THYME Temporal Entity and Relation Annotations
These annotations label spans as EVENTs, TIMEX3s, DOCTIME or SECTIONTIME, and then link them temporally using TLINKs and ALINKs. Our annotation schema is derived from ISO-TimeML, with variations as described in Temporal Annotation in the Clinical Domain, and is fully described in The THYME Annotation Guidelines.
For Clinical (_CLIN) and Radiology (_RAD) notes in both corpora, the Gold Standard notes have been double-annotated for temporal entities (EVENT, TIMEX3, DOCTIME,SECTIONTIME), adjudicated, and then double-annotated for relations (TLINK, ALINK) and adjudicated.
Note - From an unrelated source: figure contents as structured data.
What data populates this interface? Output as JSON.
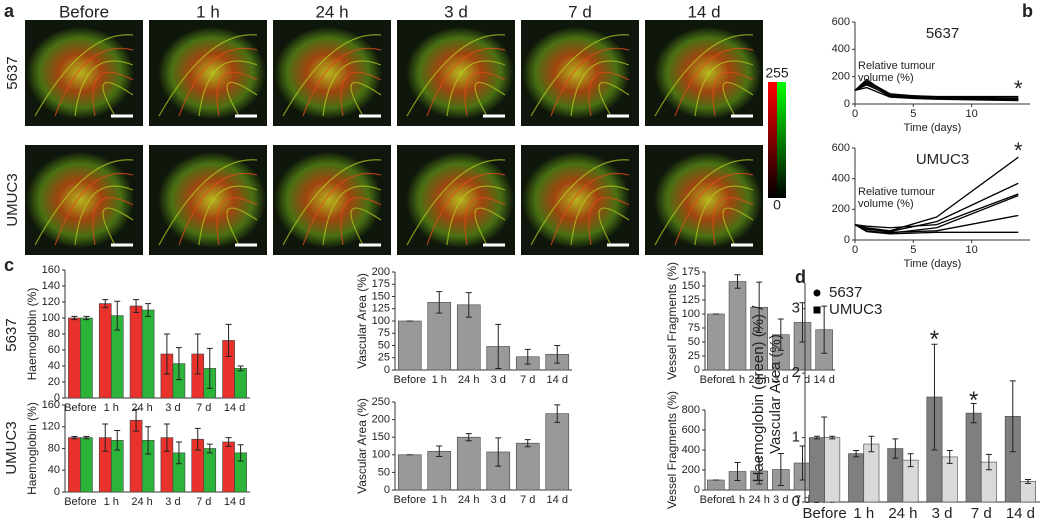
{
  "panel_a": {
    "label": "a",
    "columns": [
      "Before",
      "1 h",
      "24 h",
      "3 d",
      "7 d",
      "14 d"
    ],
    "rows": [
      "5637",
      "UMUC3"
    ],
    "colorbar_ticks": [
      255,
      0
    ]
  },
  "panel_b": {
    "label": "b"
  },
  "panel_c": {
    "label": "c",
    "rows": [
      "5637",
      "UMUC3"
    ]
  },
  "panel_d": {
    "label": "d"
  },
  "chart_data": [
    {
      "type": "line",
      "title": "5637",
      "x_label": "Time (days)",
      "y_label": "Relative tumour volume (%)",
      "x": [
        0,
        1,
        3,
        5,
        7,
        14
      ],
      "xlim": [
        0,
        15
      ],
      "xticks": [
        0,
        5,
        10
      ],
      "ylim": [
        0,
        600
      ],
      "yticks": [
        0,
        200,
        400,
        600
      ],
      "series": [
        {
          "color": "#000000",
          "values": [
            100,
            180,
            60,
            50,
            45,
            35
          ]
        },
        {
          "color": "#000000",
          "values": [
            100,
            160,
            70,
            55,
            50,
            45
          ]
        },
        {
          "color": "#000000",
          "values": [
            100,
            150,
            55,
            45,
            40,
            30
          ]
        },
        {
          "color": "#000000",
          "values": [
            100,
            140,
            65,
            60,
            55,
            55
          ]
        },
        {
          "color": "#000000",
          "values": [
            100,
            120,
            50,
            40,
            35,
            25
          ]
        },
        {
          "color": "#000000",
          "values": [
            100,
            170,
            75,
            60,
            50,
            40
          ]
        }
      ],
      "annotations": [
        {
          "text": "*",
          "x": 14,
          "y": 130
        }
      ]
    },
    {
      "type": "line",
      "title": "UMUC3",
      "x_label": "Time (days)",
      "y_label": "Relative tumour volume (%)",
      "x": [
        0,
        1,
        3,
        7,
        14
      ],
      "xlim": [
        0,
        15
      ],
      "xticks": [
        0,
        5,
        10
      ],
      "ylim": [
        0,
        600
      ],
      "yticks": [
        0,
        200,
        400,
        600
      ],
      "series": [
        {
          "color": "#000000",
          "values": [
            100,
            80,
            60,
            150,
            540
          ]
        },
        {
          "color": "#000000",
          "values": [
            100,
            70,
            55,
            120,
            370
          ]
        },
        {
          "color": "#000000",
          "values": [
            100,
            90,
            80,
            100,
            300
          ]
        },
        {
          "color": "#000000",
          "values": [
            100,
            60,
            45,
            80,
            290
          ]
        },
        {
          "color": "#000000",
          "values": [
            100,
            75,
            50,
            60,
            160
          ]
        },
        {
          "color": "#000000",
          "values": [
            100,
            55,
            40,
            50,
            50
          ]
        }
      ],
      "annotations": [
        {
          "text": "*",
          "x": 14,
          "y": 600
        }
      ]
    },
    {
      "type": "bar",
      "y_label": "Haemoglobin (%)",
      "categories": [
        "Before",
        "1 h",
        "24 h",
        "3 d",
        "7 d",
        "14 d"
      ],
      "ylim": [
        0,
        160
      ],
      "yticks": [
        0,
        20,
        40,
        60,
        80,
        100,
        120,
        140,
        160
      ],
      "series": [
        {
          "color": "#e8322b",
          "values": [
            100,
            118,
            115,
            55,
            55,
            72
          ],
          "errors": [
            2,
            5,
            8,
            25,
            25,
            20
          ]
        },
        {
          "color": "#2cb33a",
          "values": [
            100,
            103,
            110,
            43,
            37,
            37
          ],
          "errors": [
            2,
            18,
            8,
            20,
            25,
            3
          ]
        }
      ]
    },
    {
      "type": "bar",
      "y_label": "Vascular Area (%)",
      "categories": [
        "Before",
        "1 h",
        "24 h",
        "3 d",
        "7 d",
        "14 d"
      ],
      "ylim": [
        0,
        200
      ],
      "yticks": [
        0,
        25,
        50,
        75,
        100,
        125,
        150,
        175,
        200
      ],
      "series": [
        {
          "color": "#999999",
          "values": [
            100,
            138,
            133,
            48,
            27,
            32
          ],
          "errors": [
            0,
            22,
            25,
            45,
            15,
            18
          ]
        }
      ]
    },
    {
      "type": "bar",
      "y_label": "Vessel Fragments (%)",
      "categories": [
        "Before",
        "1 h",
        "24 h",
        "3 d",
        "7 d",
        "14 d"
      ],
      "ylim": [
        0,
        175
      ],
      "yticks": [
        0,
        25,
        50,
        75,
        100,
        125,
        150,
        175
      ],
      "series": [
        {
          "color": "#999999",
          "values": [
            100,
            158,
            112,
            63,
            85,
            72
          ],
          "errors": [
            0,
            12,
            45,
            28,
            35,
            42
          ]
        }
      ]
    },
    {
      "type": "bar",
      "y_label": "Haemoglobin (%)",
      "categories": [
        "Before",
        "1 h",
        "24 h",
        "3 d",
        "7 d",
        "14 d"
      ],
      "ylim": [
        0,
        160
      ],
      "yticks": [
        0,
        40,
        80,
        120,
        160
      ],
      "series": [
        {
          "color": "#e8322b",
          "values": [
            100,
            100,
            132,
            100,
            97,
            92
          ],
          "errors": [
            2,
            25,
            20,
            25,
            20,
            8
          ]
        },
        {
          "color": "#2cb33a",
          "values": [
            100,
            95,
            95,
            72,
            80,
            72
          ],
          "errors": [
            2,
            18,
            25,
            20,
            8,
            15
          ]
        }
      ]
    },
    {
      "type": "bar",
      "y_label": "Vascular Area (%)",
      "categories": [
        "Before",
        "1 h",
        "24 h",
        "3 d",
        "7 d",
        "14 d"
      ],
      "ylim": [
        0,
        250
      ],
      "yticks": [
        0,
        50,
        100,
        150,
        200,
        250
      ],
      "series": [
        {
          "color": "#999999",
          "values": [
            100,
            110,
            150,
            108,
            133,
            217
          ],
          "errors": [
            0,
            15,
            10,
            40,
            10,
            25
          ]
        }
      ]
    },
    {
      "type": "bar",
      "y_label": "Vessel Fragments (%)",
      "categories": [
        "Before",
        "1 h",
        "24 h",
        "3 d",
        "7 d",
        "14 d"
      ],
      "ylim": [
        0,
        800
      ],
      "yticks": [
        0,
        200,
        400,
        600,
        800
      ],
      "series": [
        {
          "color": "#999999",
          "values": [
            100,
            185,
            190,
            205,
            270,
            500
          ],
          "errors": [
            0,
            90,
            130,
            160,
            170,
            230
          ]
        }
      ]
    },
    {
      "type": "bar",
      "y_label": "Haemoglobin (green) (%) / Vascular Area (%)",
      "categories": [
        "Before",
        "1 h",
        "24 h",
        "3 d",
        "7 d",
        "14 d"
      ],
      "ylim": [
        0,
        3.4
      ],
      "yticks": [
        0,
        1,
        2,
        3
      ],
      "legend": "top-left",
      "series": [
        {
          "name": "5637",
          "marker": "circle",
          "color": "#7f7f7f",
          "values": [
            1,
            0.75,
            0.83,
            1.63,
            1.38,
            1.33
          ],
          "errors": [
            0.02,
            0.05,
            0.15,
            0.82,
            0.15,
            0.55
          ]
        },
        {
          "name": "UMUC3",
          "marker": "square",
          "color": "#d9d9d9",
          "values": [
            1,
            0.9,
            0.65,
            0.7,
            0.62,
            0.32
          ],
          "errors": [
            0.02,
            0.12,
            0.1,
            0.1,
            0.12,
            0.03
          ]
        }
      ],
      "annotations": [
        {
          "text": "*",
          "x": "3 d",
          "y": 2.6
        },
        {
          "text": "*",
          "x": "7 d",
          "y": 1.65
        }
      ]
    }
  ]
}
Thus, the [docname].Temporal-Relation.gold.completed.xml files for clinical and radiology notes are fully annotated according to the THYME schema.
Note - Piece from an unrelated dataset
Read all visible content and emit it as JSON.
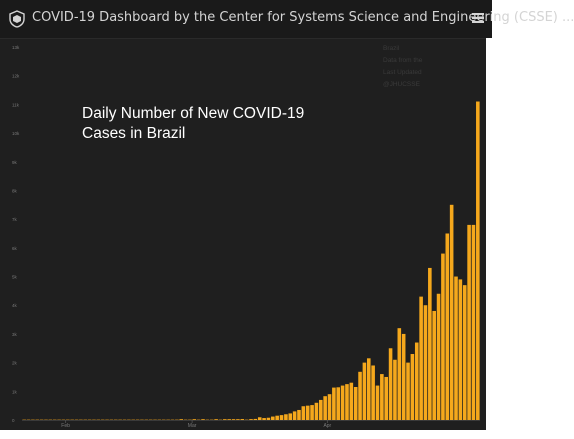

The Pathology (_PATH) notes, because of their temporally-sparse nature, were not given later relations annotation. Thus, the [docname].Temporal-Entity.gold.completed.xml files only provide information about temporal entities. Absence of relations does not imply lack of relations in these notes.
In addition, for some of the notes within the Colon Cancer corpus, we will have adjudicated Coreference Annotations posted, serving to mark Anaphora throughout the document, alongside a limited number of bridging relations (like SET/SUBSET or PART/WHOLE).
Not all documents have been double-annotated and adjudicated for Coreference. For those that do have Coreference Annotations, [docname].Coreference.gold.completed.xml is adjudicated gold-standard coreference data.
UMLS Named Entity Annotations
Finally, a subset of the notes will have UMLS Named Entity tags assigned as well, in a separate XML file. These tags mark clinical entities and events with their UMLS semantic groups ("hemicolectomy" is marked as a 'procedure', and "fever" is a 'sign/symptom'). Due to limitations in manpower, only a small portion of the corpus was fully annotated for UMLS entities. For those that do have Coreference Annotations, [docname].UMLS-Entity.gold.completed.xml is adjudicated gold-standard coreference data.
All data are provided in the AnaforaXML format, created by (and designed to be read in) the Anafora Annotation Tool. The XML data format aims to be both easily human-readable and easy-to-use, and contains no source text (allowing the free distribution of annotations).
Each XML file should be read with its labeled source text file (so doc0002_CLIN.Temporal-Relation.gold.completed.xml would be read with the source file doc0002_CLIN).
Because all annotations are stored as offsets, you must be extremely careful not to modify the source text in any way. The most common source of error comes from Windows machines changing the Unix line endings to Windows line endings when opening or unzipping the source files. For this reason, we recommend the use of 7-zip for unzipping the source files on Windows machines, and the careful handling of those source files during any time they may spend outside of a *nix system.